Predicting Horizontal Shear Slowness- A Machine Learning Approach

Hussain, Syed Aaquib (SCHLUMBERGER) | Chatterjee, Chandreyi (SCHLUMBERGER) | Sarkar, Sujit Kumar (SCHLUMBERGER) | Reyes, Allan (SCHLUMBERGER) | Majumdar, Chandan (SCHLUMBERGER) | Das, Ritwika (SCHLUMBERGER)



The Spraberry trend area is part of a larger oil-producing region within the Midland basin in United States. The main targets, Spraberry, Dean and Wolfcamp, are reservoirs of shales interbedded with clastic formations. Thus, the reservoirs exhibit TIV (transverse isotropy vertical) anisotropy due to thin laminations. A pilot well was drilled vertically in the complex lithology and logged with the advanced acoustics measurements. Shallow penetration of Stoneley energy into the formation raised concerns about the depth resolution of the inverted shear slowness derived from it. It is very difficult to get a reliable horizontal shear slowness from Stoneley when the borehole condition is rugose, there is a complex mud rheology and gas influx inside the borehole.
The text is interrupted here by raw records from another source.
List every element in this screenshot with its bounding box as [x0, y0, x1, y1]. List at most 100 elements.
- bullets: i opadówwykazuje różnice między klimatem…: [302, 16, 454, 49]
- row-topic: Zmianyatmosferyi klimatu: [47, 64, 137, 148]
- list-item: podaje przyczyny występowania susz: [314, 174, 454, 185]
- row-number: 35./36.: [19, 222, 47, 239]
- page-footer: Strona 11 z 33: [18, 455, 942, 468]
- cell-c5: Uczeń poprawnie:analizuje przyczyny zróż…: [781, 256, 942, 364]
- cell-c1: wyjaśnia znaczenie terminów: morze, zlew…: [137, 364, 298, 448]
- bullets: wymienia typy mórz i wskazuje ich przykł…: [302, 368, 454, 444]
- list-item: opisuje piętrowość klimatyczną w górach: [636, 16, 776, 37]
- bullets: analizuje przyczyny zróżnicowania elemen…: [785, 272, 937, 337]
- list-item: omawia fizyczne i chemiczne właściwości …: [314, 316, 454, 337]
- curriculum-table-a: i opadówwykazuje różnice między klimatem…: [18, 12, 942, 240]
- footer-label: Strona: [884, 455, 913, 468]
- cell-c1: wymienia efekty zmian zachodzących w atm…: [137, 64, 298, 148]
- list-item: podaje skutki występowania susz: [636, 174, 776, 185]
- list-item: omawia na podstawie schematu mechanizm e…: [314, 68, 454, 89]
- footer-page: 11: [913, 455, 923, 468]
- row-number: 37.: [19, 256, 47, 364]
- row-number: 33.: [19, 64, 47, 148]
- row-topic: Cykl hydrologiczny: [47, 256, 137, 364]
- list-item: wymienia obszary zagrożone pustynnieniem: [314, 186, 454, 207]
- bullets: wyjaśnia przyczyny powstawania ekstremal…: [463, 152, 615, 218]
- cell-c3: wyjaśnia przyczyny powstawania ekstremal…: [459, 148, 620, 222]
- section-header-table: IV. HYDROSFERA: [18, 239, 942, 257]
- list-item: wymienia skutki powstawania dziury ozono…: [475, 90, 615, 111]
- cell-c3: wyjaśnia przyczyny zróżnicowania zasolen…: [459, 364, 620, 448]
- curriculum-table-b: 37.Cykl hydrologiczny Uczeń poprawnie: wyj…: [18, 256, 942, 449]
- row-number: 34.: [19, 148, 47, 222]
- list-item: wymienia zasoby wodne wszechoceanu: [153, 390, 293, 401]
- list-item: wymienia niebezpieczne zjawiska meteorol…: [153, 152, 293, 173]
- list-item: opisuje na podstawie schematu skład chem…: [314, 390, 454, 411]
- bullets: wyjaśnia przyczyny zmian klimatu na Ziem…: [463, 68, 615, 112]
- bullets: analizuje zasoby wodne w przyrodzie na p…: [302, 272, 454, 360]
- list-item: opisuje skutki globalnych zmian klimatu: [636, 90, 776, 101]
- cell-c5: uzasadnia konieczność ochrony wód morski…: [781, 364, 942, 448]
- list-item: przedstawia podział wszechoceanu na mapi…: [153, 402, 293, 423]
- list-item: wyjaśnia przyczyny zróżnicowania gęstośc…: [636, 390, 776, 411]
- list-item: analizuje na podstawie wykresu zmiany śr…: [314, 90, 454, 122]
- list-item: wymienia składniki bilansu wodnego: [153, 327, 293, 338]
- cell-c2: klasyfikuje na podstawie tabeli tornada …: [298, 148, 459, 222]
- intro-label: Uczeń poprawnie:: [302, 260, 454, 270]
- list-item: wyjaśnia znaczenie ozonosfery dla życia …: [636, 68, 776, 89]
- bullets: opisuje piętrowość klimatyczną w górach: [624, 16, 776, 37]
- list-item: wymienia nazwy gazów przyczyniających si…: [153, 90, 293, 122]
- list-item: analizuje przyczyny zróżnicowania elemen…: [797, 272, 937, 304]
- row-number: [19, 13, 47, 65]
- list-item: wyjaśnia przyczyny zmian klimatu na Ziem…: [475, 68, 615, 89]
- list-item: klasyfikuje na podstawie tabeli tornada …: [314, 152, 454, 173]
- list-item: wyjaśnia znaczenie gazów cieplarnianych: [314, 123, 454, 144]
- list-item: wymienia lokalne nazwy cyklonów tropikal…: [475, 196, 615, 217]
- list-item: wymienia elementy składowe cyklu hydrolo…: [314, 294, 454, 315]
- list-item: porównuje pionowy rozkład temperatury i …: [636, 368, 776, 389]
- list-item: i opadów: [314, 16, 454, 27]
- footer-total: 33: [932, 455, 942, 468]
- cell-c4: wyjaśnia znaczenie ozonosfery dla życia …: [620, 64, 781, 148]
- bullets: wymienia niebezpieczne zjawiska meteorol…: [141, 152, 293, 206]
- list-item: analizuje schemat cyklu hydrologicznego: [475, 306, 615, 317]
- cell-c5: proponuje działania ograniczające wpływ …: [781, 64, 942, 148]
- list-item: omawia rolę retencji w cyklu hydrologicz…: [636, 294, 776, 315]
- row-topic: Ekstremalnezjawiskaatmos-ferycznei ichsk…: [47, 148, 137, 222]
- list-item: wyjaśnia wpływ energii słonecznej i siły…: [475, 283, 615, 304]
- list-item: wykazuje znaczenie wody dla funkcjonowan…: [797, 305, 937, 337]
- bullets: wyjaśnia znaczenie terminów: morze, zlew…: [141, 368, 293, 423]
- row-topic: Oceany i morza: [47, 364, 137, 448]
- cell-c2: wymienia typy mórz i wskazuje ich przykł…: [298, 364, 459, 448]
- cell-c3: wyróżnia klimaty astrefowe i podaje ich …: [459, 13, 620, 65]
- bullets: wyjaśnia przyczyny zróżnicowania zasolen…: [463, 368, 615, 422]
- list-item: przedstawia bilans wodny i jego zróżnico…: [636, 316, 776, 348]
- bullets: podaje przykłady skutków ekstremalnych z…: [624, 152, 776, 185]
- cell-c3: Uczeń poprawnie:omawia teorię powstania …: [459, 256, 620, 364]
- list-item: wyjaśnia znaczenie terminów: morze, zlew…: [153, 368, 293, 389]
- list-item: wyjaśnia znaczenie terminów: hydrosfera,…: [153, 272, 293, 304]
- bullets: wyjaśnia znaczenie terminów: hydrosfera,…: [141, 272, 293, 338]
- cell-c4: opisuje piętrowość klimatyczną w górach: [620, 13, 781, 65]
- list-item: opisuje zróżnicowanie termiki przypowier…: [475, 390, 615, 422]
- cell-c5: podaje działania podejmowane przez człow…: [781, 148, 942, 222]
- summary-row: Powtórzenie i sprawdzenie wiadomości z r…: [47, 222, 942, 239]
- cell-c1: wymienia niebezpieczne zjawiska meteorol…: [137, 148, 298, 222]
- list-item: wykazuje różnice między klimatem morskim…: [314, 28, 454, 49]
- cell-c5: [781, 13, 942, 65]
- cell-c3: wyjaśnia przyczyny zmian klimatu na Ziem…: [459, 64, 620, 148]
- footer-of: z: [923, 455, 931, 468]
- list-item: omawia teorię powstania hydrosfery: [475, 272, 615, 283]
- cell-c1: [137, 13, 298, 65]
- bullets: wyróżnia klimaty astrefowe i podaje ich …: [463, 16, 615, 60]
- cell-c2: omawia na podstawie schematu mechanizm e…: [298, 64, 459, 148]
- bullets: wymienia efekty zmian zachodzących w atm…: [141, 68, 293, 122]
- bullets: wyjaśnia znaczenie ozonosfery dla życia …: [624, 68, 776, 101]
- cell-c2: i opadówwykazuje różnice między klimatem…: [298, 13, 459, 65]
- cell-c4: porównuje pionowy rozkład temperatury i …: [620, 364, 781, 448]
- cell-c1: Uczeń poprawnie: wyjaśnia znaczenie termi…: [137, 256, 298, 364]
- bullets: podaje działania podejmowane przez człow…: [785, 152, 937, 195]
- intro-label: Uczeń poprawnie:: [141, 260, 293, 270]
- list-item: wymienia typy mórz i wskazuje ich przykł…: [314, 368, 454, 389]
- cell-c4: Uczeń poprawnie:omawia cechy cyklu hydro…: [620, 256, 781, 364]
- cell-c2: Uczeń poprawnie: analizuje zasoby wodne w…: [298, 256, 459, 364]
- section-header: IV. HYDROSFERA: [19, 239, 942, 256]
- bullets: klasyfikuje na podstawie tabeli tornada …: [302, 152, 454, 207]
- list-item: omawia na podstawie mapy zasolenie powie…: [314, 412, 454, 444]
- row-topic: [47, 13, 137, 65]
A machine learning based approach integrating the advanced acoustics measurements and petrophysical interpretation is adopted to provide the solution to get the lithology-based horizontal shear slowness. To eliminate the variability of getting the horizontal shear slowness from Stoneley wave, to process for an advanced geomechanics product like for TIV anisotropy analysis, two machine learning algorithms are used. First one is a very commonly used linear supervised learning algorithm multi-linear regression (MLR) and second is random forest (RF) a nonlinear supervised learning algorithm. These algorithms take inputs from formation evaluation and advanced acoustics to predict the horizontal shear slowness. The random forest algorithm being an ensemble learning method have greater predictive capabilities compared with any linear supervised learning models and many of the non-linear supervised learning algorithms. The inputs for RF and MLR regressions are values of dry weight fractions of calcite, dolomite, quartz, illite, total porosity, permeability, gamma ray, compressional slowness and fast shear slowness. These values are obtained for the entire depth of interest from advance logging tools and interpretation techniques. To check the performance of the model, standard machine learning techniques such as the error evaluation metrics of the mean squared error and the coefficient of determination (R-squared or R2) were considered. The model has been trained over 90% of data and 10% of the data was used to cross-validate the model.

Hyperparameter tuning of the RF model has been done to improve upon the prediction accuracy. After the parameters are tuned, the mean squared error and R2 value of the training dataset are 1.77 and 0.98; while that for the testing dataset, they are 13.26 and 0.89 respectively. The closeness of the R2 value for both the training and testing dataset to 1, implies that the RF model is successfully able to explain the variance of the given data.